I came across an interesting bug when using S3 (th...
# dev-metaflow
e
I came across an interesting bug when using S3 (the actual one, not Minio) in a local k8s setup. When we specified the S3 bucket via the Metaflow config variables (specifically
METAFLOW_DEFAULT_DATASTORE
and
METAFLOW_DATASTORE_SYSROOT_S3
), Boto3 defaulted to using
us-east-1
when the bucket region was
us-west-2
. We isolated it down to Boto3 and not Metaflow by shelling into a worker pod and running these commands:
Copy code
>>> import boto3, os
>>> boto3.client("s3").download_file("our-bucket--usw2-az1--x-s3", "metaflow/OurFlow/data/4e/4ef8def1d5cc6f655cd71109ee45ef2d6be4f55c", "job.tar")
...
  File "/usr/local/lib/python3.9/site-packages/botocore/httpsession.py", line 493, in send
    raise EndpointConnectionError(endpoint_url=request.url, error=e)
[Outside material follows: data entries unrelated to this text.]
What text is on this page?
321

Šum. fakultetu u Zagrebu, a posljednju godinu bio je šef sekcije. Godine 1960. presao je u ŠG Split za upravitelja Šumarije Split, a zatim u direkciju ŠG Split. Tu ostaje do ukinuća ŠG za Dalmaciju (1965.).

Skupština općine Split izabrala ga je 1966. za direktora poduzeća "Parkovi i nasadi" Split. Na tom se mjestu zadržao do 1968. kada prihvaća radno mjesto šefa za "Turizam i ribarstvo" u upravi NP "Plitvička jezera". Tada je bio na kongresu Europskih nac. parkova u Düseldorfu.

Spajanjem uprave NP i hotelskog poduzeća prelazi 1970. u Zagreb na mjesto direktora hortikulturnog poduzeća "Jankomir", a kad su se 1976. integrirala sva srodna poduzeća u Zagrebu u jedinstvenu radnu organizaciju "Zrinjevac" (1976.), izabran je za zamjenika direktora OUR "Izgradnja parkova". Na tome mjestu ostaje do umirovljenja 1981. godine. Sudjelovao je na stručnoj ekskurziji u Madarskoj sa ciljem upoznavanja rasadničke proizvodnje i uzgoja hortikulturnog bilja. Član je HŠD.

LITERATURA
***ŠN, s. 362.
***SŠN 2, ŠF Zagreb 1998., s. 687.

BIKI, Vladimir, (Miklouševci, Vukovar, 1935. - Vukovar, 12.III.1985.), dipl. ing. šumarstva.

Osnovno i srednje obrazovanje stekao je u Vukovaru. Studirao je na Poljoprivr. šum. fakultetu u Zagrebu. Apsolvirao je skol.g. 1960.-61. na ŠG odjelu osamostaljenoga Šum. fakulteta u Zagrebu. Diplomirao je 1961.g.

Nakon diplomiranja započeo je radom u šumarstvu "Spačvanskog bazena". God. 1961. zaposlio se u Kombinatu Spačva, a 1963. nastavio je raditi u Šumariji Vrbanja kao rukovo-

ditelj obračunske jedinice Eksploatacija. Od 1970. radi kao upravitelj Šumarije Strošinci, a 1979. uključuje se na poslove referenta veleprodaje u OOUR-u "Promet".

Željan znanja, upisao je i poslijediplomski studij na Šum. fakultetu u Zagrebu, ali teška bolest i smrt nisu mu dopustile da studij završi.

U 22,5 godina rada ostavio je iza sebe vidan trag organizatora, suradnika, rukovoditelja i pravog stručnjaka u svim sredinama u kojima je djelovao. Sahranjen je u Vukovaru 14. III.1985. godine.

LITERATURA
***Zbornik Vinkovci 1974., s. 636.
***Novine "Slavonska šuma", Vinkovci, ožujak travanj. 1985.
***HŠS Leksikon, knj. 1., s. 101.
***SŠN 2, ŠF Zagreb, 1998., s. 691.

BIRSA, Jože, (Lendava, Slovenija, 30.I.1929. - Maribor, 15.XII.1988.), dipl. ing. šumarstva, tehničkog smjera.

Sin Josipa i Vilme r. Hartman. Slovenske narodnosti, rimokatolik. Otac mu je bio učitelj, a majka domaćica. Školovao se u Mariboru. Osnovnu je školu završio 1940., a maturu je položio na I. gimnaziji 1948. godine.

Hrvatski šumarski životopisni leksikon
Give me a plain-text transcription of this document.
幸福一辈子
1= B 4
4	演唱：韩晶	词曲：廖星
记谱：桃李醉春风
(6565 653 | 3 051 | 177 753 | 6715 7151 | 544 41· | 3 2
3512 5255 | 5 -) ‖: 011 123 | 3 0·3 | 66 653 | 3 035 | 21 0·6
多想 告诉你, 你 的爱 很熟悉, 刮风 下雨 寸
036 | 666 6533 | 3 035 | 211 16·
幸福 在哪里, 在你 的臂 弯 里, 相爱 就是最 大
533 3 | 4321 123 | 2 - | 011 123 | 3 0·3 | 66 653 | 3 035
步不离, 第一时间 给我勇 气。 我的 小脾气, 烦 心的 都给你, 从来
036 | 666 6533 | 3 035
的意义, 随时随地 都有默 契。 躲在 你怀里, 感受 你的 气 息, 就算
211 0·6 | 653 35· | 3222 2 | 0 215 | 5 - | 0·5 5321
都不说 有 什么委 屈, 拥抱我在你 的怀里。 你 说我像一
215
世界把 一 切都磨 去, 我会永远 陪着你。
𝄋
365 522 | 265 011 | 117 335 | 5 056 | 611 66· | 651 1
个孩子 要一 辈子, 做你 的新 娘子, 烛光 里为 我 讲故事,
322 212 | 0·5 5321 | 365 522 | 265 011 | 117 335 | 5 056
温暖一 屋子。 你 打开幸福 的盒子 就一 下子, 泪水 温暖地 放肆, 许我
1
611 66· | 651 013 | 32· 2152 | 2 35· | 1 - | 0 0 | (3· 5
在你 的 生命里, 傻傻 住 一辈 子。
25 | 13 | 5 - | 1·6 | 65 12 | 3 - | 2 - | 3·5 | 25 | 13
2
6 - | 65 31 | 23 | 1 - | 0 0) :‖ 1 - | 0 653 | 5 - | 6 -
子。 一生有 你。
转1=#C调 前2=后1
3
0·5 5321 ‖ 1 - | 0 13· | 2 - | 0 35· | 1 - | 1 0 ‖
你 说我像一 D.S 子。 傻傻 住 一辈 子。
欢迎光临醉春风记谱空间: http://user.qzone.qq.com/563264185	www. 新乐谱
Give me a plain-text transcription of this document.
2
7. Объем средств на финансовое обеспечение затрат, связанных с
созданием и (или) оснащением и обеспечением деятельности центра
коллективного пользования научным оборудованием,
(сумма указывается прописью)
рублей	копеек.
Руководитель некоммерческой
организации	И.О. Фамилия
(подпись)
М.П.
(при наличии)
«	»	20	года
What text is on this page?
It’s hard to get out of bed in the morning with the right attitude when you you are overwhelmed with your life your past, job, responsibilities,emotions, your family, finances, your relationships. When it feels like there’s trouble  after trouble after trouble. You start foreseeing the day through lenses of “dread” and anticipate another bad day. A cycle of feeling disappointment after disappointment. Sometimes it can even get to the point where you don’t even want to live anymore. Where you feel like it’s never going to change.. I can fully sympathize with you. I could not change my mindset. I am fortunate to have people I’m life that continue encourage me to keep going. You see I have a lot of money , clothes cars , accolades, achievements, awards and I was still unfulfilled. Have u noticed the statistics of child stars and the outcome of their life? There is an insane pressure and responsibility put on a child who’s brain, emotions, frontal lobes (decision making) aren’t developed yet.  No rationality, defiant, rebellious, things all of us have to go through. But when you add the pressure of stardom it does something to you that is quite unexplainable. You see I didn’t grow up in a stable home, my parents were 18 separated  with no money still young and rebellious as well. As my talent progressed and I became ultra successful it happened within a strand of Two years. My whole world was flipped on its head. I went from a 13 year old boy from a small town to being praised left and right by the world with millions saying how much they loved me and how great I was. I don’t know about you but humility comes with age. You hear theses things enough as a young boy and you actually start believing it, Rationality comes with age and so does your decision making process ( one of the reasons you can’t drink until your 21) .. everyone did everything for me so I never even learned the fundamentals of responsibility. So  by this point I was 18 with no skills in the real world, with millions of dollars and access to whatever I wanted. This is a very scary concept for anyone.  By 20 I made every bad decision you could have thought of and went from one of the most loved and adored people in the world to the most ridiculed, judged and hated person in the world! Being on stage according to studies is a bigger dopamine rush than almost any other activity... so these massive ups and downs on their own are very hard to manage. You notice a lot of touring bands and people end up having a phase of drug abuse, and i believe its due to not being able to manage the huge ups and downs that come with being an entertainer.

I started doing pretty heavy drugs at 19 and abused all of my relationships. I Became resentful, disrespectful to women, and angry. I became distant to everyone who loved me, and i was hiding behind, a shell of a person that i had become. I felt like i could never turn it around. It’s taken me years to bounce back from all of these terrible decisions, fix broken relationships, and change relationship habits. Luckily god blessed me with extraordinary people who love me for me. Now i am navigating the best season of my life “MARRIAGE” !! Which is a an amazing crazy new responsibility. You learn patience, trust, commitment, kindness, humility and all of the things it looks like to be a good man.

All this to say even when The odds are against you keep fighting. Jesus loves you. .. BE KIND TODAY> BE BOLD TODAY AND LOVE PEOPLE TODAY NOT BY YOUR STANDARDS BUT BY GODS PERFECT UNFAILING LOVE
botocore.exceptions.EndpointConnectionError: Could not connect to the endpoint URL: "<https://our-bucket--usw2-az1--x-s3.s3express-usw2-az1.us-east-1.amazonaws.com/?session>"
Notice that
METAFLOW_S3_ENDPOINT_URL
is not set or used in the
boto3
invocation. We're also using an S3 Express directory bucket, not sure if that changes things. It looks like
boto3
defaults to
us-east-1
when a region is not set, cf. https://github.com/boto/boto3-legacy/blob/b3091c5c3062c5a8ddd19926069d069cb6957dae/boto3/core/constants.py#L13. Is it desirable for Metaflow to provide some way to set this region?
METAFLOW_S3_ENDPOINT_URL
could work, but that seems clunky to me. Thoughts?
1
FWIW, using a normal S3 bucket instead of S3 Express solved this!
h
Should work if you set
AWS_DEFAULT_REGION
. Did you try that?
e
Should I set it in the Metaflow config? Would it get passed down to the pod making the request?
h
it's just a normal environment variable (not a metaflow config)
e
Gotcha, makes sense! I guess I’m unsure how to get it in the pod given that pods are created by Metaflow
h
are you using the kubernetes decorator? i think you can do
Copy code
@kubernetes(env={"MY_VAR": "some_value", "OTHER_VAR": "123"})
if not, then
@environment
would do it: https://docs.outerbounds.com/set-env-vars-with-decorator/
e
Oh nice! I need to check the Outerbounds docs :P thanks for the help!